The Barrow Group, a nonprofit theater organization in Manhattan, first furloughed and then laid off staff. Despite $250,000 in Paycheck Protection Program funds, a one-off $325,000 donation and some continuing revenue from online performance classes, it recently decided to give up its 12,000-square-foot space.

“It’s been epic,” Robert Serrell, executive director, said of the struggle to keep going.

Manhattan’s Chain Theater has also been unable to pay rent, utility bills, or its three full-time and seven part-time staff members. The nonprofit is among about 250 seeking rent relief with the help of the League of Independent Theater. If they don’t get it, at least 60% of the league’s members believe they will close, said Christina Perry, an actor and the director of development at the Chain. (Perry herself is now surviving on unemployment benefits.)

“We were really rocking and rolling until COVID hit,” she said. “We have taken a huge hit.”

Some groups are hoping for one small bit of relief: that a drop in real estate prices will mean they can eventually replace the spaces they had to give up with cheaper digs.

“The pre-COVID New York was a city that was increasingly out of reach to the average artist,” said Darren Walker of the Ford Foundation. “Now, maybe that will change.”

There are signs of life emerging, at least while the weather holds. The New York Philharmonic has hosted pop-up concerts around the city out of the back of a pickup truck, which it’s calling the NY Phil Bandwagon. Small theater groups like the Team have held socially distant outdoor performances, handing out quinceañera-themed masks at a performance of “Quince” in Bushwick. Lincoln Center hopes it might be able to open a 400-seat socially distant outdoor venue for events like dance and music next year, if the city and state safety guidelines allow for such large gatherings.

Performances streamed online or small ones staged outdoors may keep audiences engaged or even attract new fans, and they can serve as a creative bridge for artists who have spent their lives performing. What they don’t generally do, however, is bring in much money.

“How to monetize physical performances that are socially distanced outdoors, that’s a thing that hasn’t been figured out at all,” said Tom Finkelpearl, a former commissioner of the New York City Department of Cultural Affairs. “That’s the problem with performing arts.

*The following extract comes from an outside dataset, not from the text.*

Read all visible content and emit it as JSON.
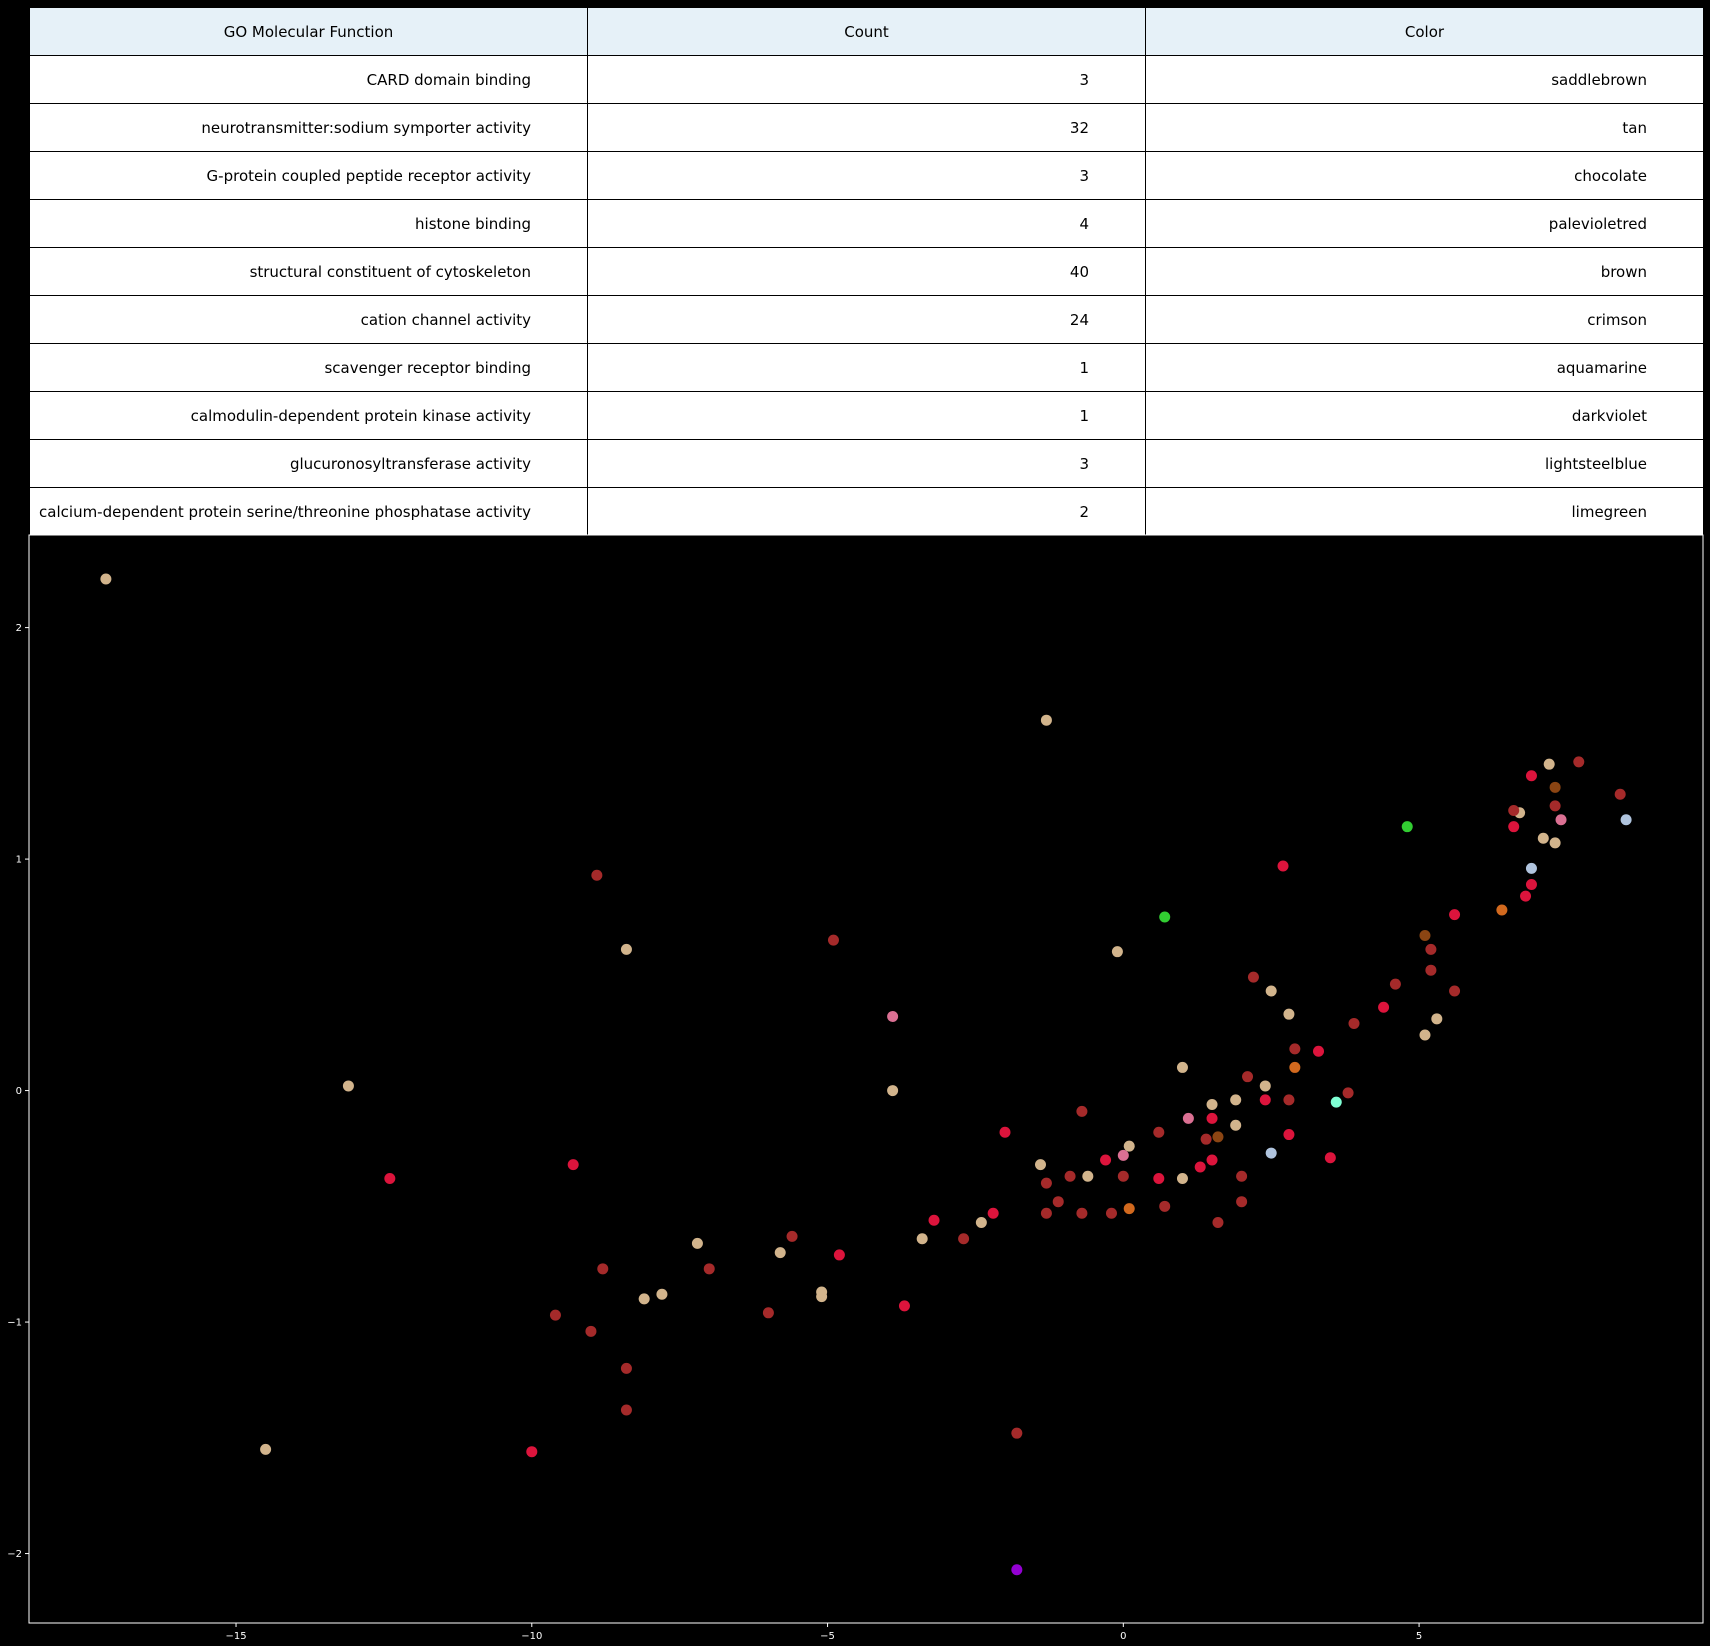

They’re highly dependent on earned income, and they can’t earn any income.”

See You Next Fall?
So when will life return to New York’s stages? A few Broadway shows have announced March dates. “The Music Man,” which has just optimistically installed a giant billboard over its new marquee, is aiming for a May opening. But the Metropolitan Opera is delaying performances until next fall. And David Byrne, whose acclaimed “American Utopia” was scheduled to return to Broadway this month, said, “Realistically, I think it’s going to be about a year.”

Workers in the arts, desperate to ply their craft and earn an income, are ever yearning when asked what next fall could look like. “I sure hope I’ll be working,” said Maggie Wrigley, a door person at Mercury Lounge, “and putting on my earplugs in anticipation of a beautiful noise.”

But most striking is how uncertain they are. “In a perfect world, there will be a vaccine that will effectively work, and people will have the good sense to take it, and we can get back to something that resembles what we had,” said Petrina Bromley, a member of the cast of “Come From Away” on Broadway. “But we can never go back to before.”

Many artists are modulating their expectations, sensing that their welfare is simply not a priority. “It’s hard not to feel abandoned by American society as an arts worker,” said Georgina Pazcoguin, a City Ballet soloist.

Some will never return to New York. Some will never return to the performing arts. But many are vowing to hang on, determined to propel this city’s cultural rebound. “I just want to be a part of the group that ushers this world back in, because right now it’s not even on life support,” said Matt Doyle, of the “Company” cast. “It’s dead, and we need to revive it.”